The 4-year time frame coincided with a campaign in North Carolina, called the HeartRescue Project, to encourage bystanders to perform chest-compression CPR—not mouth-to-mouth resuscitation—and to use an automated external defibrillator while awaiting an ambulance.

The HeartRescue Project also worked to improve the use of portable defibrillators, which are becoming increasingly available in public places and can be used by laypeople and first responders to shock a heart into typical rhythm.

Among the 11 counties included in the Duke trial, survival with good neurologic recovery improved by 37% during the study period. The researchers note that this substantial improvement in survival across a single state is a remarkable achievement.

The project included public training programs in defibrillators and compression-only CPR at schools, hospitals, and major events, as well as additional instruction for EMS and other emergency workers about optimal care for patients experiencing cardiac arrest.

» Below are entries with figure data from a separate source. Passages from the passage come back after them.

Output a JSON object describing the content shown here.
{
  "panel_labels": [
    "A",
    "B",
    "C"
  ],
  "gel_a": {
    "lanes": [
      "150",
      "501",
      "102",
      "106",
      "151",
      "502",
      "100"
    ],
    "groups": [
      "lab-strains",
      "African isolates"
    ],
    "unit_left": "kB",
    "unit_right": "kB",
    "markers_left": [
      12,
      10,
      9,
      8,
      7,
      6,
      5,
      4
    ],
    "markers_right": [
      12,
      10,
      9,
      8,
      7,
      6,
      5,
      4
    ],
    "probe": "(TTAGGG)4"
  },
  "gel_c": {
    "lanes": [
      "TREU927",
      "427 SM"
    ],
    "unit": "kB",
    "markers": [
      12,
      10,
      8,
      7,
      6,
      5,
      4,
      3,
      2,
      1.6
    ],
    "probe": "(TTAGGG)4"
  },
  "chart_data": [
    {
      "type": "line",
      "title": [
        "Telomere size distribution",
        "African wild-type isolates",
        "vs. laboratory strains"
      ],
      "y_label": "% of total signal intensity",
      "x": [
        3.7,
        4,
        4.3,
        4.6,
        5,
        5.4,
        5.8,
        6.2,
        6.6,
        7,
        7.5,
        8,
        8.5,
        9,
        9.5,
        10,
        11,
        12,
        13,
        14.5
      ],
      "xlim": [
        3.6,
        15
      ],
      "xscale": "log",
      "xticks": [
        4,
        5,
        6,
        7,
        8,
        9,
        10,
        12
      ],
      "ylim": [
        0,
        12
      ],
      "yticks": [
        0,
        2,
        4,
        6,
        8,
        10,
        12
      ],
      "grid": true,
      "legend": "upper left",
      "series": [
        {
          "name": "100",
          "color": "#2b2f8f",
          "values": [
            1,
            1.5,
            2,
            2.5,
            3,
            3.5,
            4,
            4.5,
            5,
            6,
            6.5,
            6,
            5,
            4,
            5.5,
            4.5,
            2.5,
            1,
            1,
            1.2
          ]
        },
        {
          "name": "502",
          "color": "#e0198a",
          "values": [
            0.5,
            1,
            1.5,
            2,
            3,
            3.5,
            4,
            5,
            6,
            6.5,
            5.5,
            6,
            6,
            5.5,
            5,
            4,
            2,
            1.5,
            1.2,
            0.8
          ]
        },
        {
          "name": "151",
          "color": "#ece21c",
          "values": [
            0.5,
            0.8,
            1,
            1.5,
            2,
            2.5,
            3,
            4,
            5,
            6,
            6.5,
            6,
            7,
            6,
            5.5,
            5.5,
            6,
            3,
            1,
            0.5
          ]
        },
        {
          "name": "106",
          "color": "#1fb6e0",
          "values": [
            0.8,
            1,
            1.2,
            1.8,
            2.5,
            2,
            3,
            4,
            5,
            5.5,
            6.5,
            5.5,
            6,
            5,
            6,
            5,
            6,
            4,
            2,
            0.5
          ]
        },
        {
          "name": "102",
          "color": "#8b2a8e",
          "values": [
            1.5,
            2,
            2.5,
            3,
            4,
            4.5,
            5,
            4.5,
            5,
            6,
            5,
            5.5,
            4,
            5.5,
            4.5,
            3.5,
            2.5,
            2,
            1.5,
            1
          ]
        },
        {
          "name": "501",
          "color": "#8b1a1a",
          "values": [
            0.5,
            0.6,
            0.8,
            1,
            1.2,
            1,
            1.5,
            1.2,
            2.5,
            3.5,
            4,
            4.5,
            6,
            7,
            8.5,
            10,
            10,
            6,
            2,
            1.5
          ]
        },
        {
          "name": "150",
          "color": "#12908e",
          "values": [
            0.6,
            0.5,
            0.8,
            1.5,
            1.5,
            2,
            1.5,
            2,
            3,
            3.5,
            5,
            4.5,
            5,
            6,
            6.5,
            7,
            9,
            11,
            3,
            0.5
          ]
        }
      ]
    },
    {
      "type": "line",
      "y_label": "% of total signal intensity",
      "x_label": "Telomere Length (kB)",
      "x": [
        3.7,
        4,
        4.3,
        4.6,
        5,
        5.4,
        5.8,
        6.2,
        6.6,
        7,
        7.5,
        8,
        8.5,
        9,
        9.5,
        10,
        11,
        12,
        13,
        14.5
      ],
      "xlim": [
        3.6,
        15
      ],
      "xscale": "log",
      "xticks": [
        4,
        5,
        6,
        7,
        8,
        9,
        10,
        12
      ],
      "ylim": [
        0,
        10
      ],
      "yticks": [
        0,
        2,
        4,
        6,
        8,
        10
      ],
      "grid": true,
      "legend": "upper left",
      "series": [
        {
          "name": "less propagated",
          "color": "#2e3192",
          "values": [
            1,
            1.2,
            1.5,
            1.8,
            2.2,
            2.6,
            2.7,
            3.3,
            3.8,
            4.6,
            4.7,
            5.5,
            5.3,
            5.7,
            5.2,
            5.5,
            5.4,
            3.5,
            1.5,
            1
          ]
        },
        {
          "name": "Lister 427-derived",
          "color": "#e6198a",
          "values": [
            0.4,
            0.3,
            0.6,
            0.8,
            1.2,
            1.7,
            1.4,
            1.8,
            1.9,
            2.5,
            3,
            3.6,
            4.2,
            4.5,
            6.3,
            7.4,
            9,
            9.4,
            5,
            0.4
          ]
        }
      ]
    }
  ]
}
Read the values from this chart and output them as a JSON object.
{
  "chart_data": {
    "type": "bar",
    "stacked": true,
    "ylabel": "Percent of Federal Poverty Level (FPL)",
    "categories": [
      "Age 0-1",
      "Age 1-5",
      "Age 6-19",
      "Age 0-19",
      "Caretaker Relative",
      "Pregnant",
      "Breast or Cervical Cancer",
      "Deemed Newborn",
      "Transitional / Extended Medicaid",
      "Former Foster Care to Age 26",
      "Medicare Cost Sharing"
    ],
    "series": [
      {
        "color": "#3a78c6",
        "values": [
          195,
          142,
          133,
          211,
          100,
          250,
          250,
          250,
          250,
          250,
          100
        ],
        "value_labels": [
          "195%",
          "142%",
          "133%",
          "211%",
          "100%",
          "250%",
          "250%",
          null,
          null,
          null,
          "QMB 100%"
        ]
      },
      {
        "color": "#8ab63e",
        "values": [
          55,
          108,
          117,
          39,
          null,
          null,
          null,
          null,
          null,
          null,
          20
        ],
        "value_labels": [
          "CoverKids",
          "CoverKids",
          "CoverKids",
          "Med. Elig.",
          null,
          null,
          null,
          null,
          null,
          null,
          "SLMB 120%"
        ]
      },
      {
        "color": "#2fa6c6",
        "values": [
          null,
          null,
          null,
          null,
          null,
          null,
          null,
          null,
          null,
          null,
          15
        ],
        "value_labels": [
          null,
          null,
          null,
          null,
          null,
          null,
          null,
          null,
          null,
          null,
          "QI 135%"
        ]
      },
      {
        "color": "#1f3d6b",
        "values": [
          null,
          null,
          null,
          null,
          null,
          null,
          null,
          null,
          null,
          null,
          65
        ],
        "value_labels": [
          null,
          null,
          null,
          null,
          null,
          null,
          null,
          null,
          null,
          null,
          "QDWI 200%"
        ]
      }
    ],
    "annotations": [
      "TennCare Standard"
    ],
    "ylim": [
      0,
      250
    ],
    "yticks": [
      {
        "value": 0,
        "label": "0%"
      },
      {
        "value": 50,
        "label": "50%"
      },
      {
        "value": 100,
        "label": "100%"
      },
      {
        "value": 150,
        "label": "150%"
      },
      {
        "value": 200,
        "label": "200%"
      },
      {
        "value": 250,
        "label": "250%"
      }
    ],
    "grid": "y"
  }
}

During the study period, Hansen says that 86.3% of patients received CPR prior to EMS arrival (bystander CPR, 45.7%; first-responder CPR, 40.6%). Throughout the study period, a significant increase occurred in the proportion of patients receiving bystander-initiated CPR, from 39.3% in 2010 to 49.4% in 2013.

The proportion of patients who received bystander-initiated CPR and who also received defibrillation by first responders increased from 14.1% in 2010 to 23.1% in 2013. Bystander-initiated CPR, coupled with first-responder defibrillation, was associated with improved rates of survival compared with situations in which patients did not receive CPR and defibrillation until the arrival of EMS.

Of the 1,648 patients who were defibrillated, 53.9% were defibrillated prior to EMS (6.9% by bystanders and 47% by first responders). Use of first-responder defibrillation significantly increased from 40.9% in 2010 to 52.1% in 2013.

“During the past decade, there has been a focus on increasing bystander-initiated CPR,” explains senior author Christopher Granger, MD, cardiologist and director of the Cardiac Care Unit at Duke University. “Our findings show that survival can be improved by strengthening first-responder programs and encouraging more bystander CPR.”

He also adds that state and national programs that focus on community and EMS responses may help save more lives and improve the care of cardiac-arrest patients.